Friday, March 27, 2015

What Do You Expect?

“Blessed is he who expects nothing, for he shall never be disappointed.”     -Alexander Pope


As you begin to read this article, you might have an expectation of what it will be about.  Will it illuminate in any way?  Get straight to the information you need?  Will it annoy?  Will it be something you can share happily, or will it be something you can criticize?

As a yoga student, you have probably had an expectation of some kind walking into the studio.  That there would be less people, or more. That you would be facing this wall, or that one.  Perhaps you had an expectation of who was teaching.  Your regular teacher did not show up, and now you find yourself panicking.  Maybe this instructor won’t be as good, you think.  Maybe they will be too easy, or too hard.  Too much talk about chakras and not enough arm balances.  Maybe you won’t learn anything new and this will be an hour and a half you’ll never get back.  You grumble internally, “Crap, maybe I should have gone on the treadmill.”   And then it’s sealed.  Your day has just set the course to officially suck.

Expectation, just like wanting, is a prime source of suffering.  It sets you up for disappointment.   Yoga teaches us to let go of pesky expectation.  Yoga teaches us to release attachment to any particular outcome.  When you let go of your desire for the present moment to be a certain way, then you’re free to experience it as it is.   You can let go of your anger, your sorrow, your anxiety and allow yourself to open up to new possibility.

Next time, just before you enter the studio —or into a work or social situation— make the intention to free yourself of expectation.  Allow yourself to ride the wave of each moment as it comes. 

Then when you practice, don’t let the attainment of asanas be your guiding force, i.e. to think “Today I will master the headstand.” And what if you don’t “master” it?  Again, expectation. If your hips are tight, accept that your hips are tight and practice without any attachment to the goal of opening up that area. Allow yourself to naturally unfold in the field of your own body.  Be open and receptive to whatever comes your way.
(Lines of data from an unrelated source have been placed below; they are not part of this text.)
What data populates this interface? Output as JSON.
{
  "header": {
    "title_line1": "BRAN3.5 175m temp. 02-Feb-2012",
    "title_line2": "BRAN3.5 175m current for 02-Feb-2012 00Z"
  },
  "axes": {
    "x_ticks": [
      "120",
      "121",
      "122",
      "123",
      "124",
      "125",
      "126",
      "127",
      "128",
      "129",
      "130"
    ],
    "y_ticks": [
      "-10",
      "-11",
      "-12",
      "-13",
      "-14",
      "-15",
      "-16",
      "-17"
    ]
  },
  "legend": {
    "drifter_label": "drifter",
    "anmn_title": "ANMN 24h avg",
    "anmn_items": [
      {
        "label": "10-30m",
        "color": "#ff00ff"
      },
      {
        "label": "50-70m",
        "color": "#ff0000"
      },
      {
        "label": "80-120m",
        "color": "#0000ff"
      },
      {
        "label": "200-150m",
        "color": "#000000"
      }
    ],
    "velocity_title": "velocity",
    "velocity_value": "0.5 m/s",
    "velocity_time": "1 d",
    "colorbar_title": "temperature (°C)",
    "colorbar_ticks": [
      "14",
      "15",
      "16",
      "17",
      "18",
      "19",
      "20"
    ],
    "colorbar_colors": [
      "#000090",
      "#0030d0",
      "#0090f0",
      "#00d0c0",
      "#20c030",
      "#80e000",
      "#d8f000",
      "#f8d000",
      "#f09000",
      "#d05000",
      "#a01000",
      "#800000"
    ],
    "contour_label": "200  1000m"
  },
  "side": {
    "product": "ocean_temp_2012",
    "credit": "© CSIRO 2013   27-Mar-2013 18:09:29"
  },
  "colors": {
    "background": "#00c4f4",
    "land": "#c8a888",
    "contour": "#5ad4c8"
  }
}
If you’re not doing and being, then you’re thinking and judging and hoping and a whole mess of noise.  Just like that, you’re out of the present moment.  Allow the asana to unfold and merely feel yourself within it.  
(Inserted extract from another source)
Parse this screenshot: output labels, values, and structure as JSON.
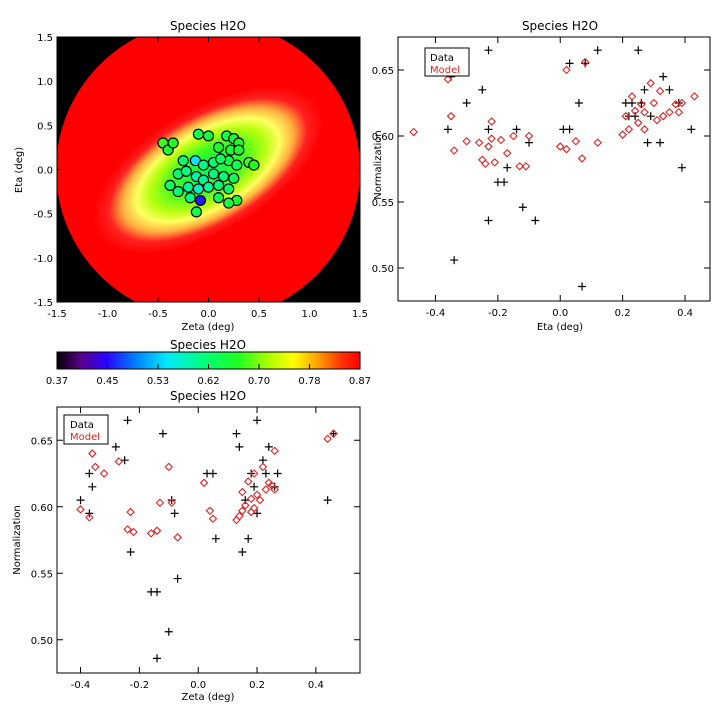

The most exciting thing to understand about the journey of yoga —and maybe even life— is that all the joy, happiness and freedom that we are searching for out there in the mysterious, imagined future is actually right here and now. All we need to do is quiet our minds enough to feel it.  So stop expecting and simply start experiencing.

Sunday, March 1, 2015

Finding Santosha With Dishsoap

When my husband and I first started living together, he hated doing dishes.  I mean, hated.  So much so, he flat out refused to do them.  The post meal messes were always mine to clean and it became a bone of contention as we both worked outside the home, equally.  I felt we needed to share in the domestic work load.  Now, several years later, he actually tells me to get out of the kitchen so he can do the dishes. I find him there now humming along with a kirtan, a peaceful smile on his face as dish soap suds on a sponge and a pan.  I know, it’s a part of every woman’s fantasy.  How did this miracle occur, you wonder? 

It’s a word and a concept:  Santosha.  It means contentment, but like all Sanskrit terms it goes a little deeper.  At its basic core, it’s about finding contentment in all things, not just about where you are in life, but in everything you do.  Okay, easy to find contentment in reading a compelling novel curled by the fire, petting the soft fur of your sleeping dog, eating a warm apple pie with a cinnamon crusted top with no money or relationship worries.  But I’m talking about finding contentment in being unemployed, being single, or in the things you don’t exactly like doing.  Like washing the dishes.

While the concept is pretty straightforward, applying santosha isn’t necessarily easy.  Imagine finding contentment in cleaning up the cat litter - when your pet has diarrhea.  Or getting a ticket for speeding when you weren’t.  Those things probably don’t happen every day - at least I hope not-  so how can we practice santosha so that we’re ready to handle the discomfort or the injustice with the ease of contentedness?  You can do it like my husband does, find something that annoys you to no end and do it repeatedly until you can actually find contentment in it.  Or if you want to bring it on the mat, think of trying Bakasana (Crow) and becoming frustrated that you cannot lift both feet off the floor.   Or losing your grace in Natarajasana (Dancer).

In your asanas, practiced observance -free of judgement- is one way to begin (that is, no internal dialogue that says “this hurts, can’t wait for it to be over,” “I’m terrible,” etc.) Relax into where you are with the pose at this time and realize that -right now- it is as it should be, and that -that- is perfect.  

It is important to note the difference between finding contentment through mindfulness versus blocking out sensation by using mindfulness as a device.  For example, you could clean up the sick cat’s litter by simply going through the motions without feeling anything. Santosha?  Not exactly.  You need to have both the awareness and the contentment while you clean it.  That’s santosha.

So he washes dishes to practice santosha.  Lucky me.